O encontro com os fãs do sul

No dia 25 de março, Djavan levou Ária para o palco do Theatro Guarany, em Pelotas, Rio Grande do Sul. A noite foi inesquecível. É o que narra a jornalista Winne Fernandes em crítica publicada no Diário Popular. Confira:

"Como querer djavanear o que há de bom

Foi mais ou menos como diz o último trecho da música Eu te devoro: "Eu quero mesmo é viver, pra esperar, esperar, devorar você". Os fãs pelotenses esperaram. E, para ser precisa, esperaram 11 anos. Tudo para reviver o último show, devorar, escutar e aplaudir Djavan. Mais de 1.350 pessoas lotaram o Theatro Guarany na última sexta-feira, apesar do alto valor do ingresso - o mais barato custava R$ 160,00. O público por incrível que pareça era heterogêneo. Crianças, pais, avós, famílias estavam no teatro para prestigiar os 35 anos de carreira profissional de Djavan: e é como se ele tivesse uma fórmula para se infiltrar e gerar em qualquer faixa etária uma nova legião de fãs.

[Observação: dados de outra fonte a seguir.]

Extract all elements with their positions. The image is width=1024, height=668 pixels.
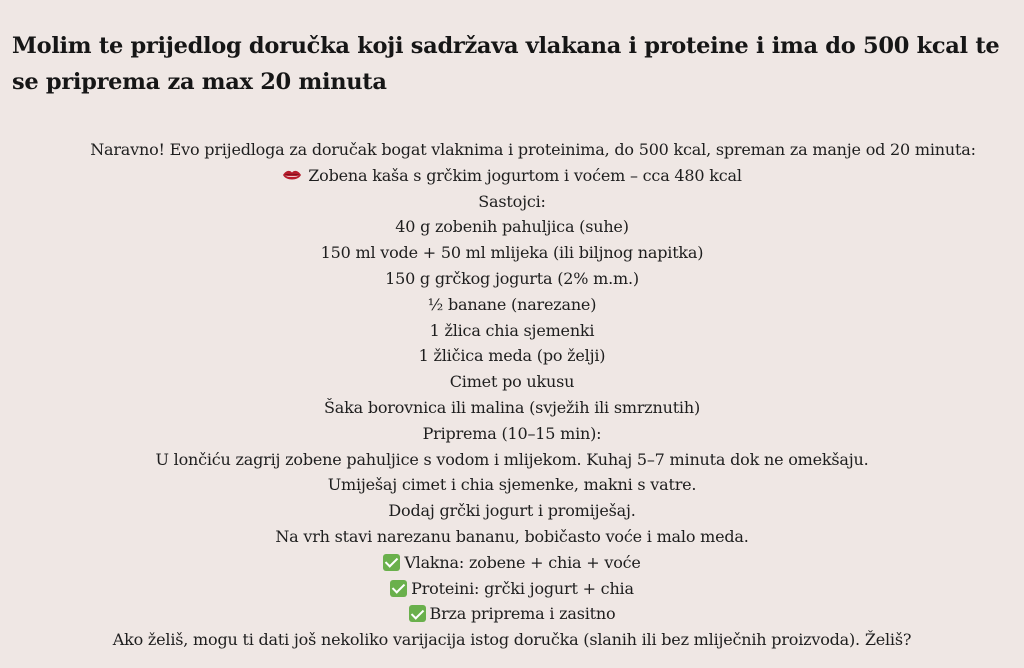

Se entrei no Guarany com a dúvida de que ele era um músico do presente e não do passado, saí com a certeza de que ele é de todos os tempos e de todos os mundos. Talvez tenha sido a senhora de 79 anos, que acompanhava o show do meu lado, a responsável por tudo isso. "Vamos pular (o fosso que separa a plateia do palco), não é tão alto, talvez consigamos ganhar um beijo dele", dizia ela para amiga que a acompanhava. Já pensou uma senhora pulando um fosso para ganhar um beijo do ídolo? Também, ouvi uma menininha, que não devia ter mais que dez anos, pedindo para a mais levá-la para mais próximo do palco, pois queria ver o Djavan de perto. E aí, a certeza se transformava em fato: ele é cativante. É um fenômeno.

A energia que transparecia na plateia era apenas reflexo do que se passava no palco. O entrosamento da banda formulada especialmente para gravar e sair em turnê com o disco Ária disseminava ondas vibrantes pelo teatro quase centenário. Da percussão de Marcos Suzano à guitarra de Torcuato Mariano, passando pelo contrabaixo acústico e elétrico de André Vasconcellos.

A suavidade e leveza com que o protagonista cantava, tocava e dançava eram paralisantes, empolgantes, Os clássicos ganhavam o apoio de um coral, que ancorava do início ao fim os sucessos do músico. Mas, e as músicas do novo CD, todas reeditadas e interpretadas, se consolidaram? Dá pra dizer que sim. Sim, o alagoano conseguiu vencer os obstáculos impostos por ele mesmo. Digo, porque ao conversar por telefone com Djavan na quarta-feira passada para uma reportagem ao Caderno Tudo do Diário Popular, ouvi dele que adorava arriscar, ter grande chance de errar. E interpretar arranjos e reeditar músicas de outros músicos era, realmente, uma tarefa difícil. Mas, difícil mesmo foi não aplaudir cada etapa vencida, cada canção interpretada com personalidade e talento. Das músicas, Palco, de Gilberto Gil, foi a mais ovacionada.

A energia entre o maestro (Djavan) e orquestra (banda) e o coral (plateia) era tanta, que ficar na cadeira era missão quase impossível. Entre um intervalo de uma música e outra, duas ou três vozes pediam para que o cantor botasse todos para dançar. E não demorou muito. Djavan convocou os pelotenses e, sem titubear, todos ouviram as últimas músicas de pé.

Sem fugir do jargão, Djavan encerrou "com chave de ouro" o retorno a Pelotas. A fila que se formou após o término do show para bater fotos e receber autógrafos no camarim não viu o músico sair por outra porta ou driblar os fãs, como muitos fazem. De dez em dez, o cantor recebeu a todos. Deu preferência às crianças, aos portadores de necessidades especiais e às fãs enlouquecidas que, inclusive, puderam bater foto dando um beijinho na bochecha do astro da MPB.

Confesso, saí encantada com tanto talento, vigor, profissionalismo e humildade. Com 62 anos e 35 de carreira, Djavan não precisava atender os fãs, o show faria todos voltarem em êxtase para casa. Mas não, ele sabe e soube reconhecer que tudo é uma cadeia. Que fã não existe sem um ídolo e vice-versa. O que ele me dizia por telefone era verdade: é realmente um menino, que rejuvenesce a cada elogio".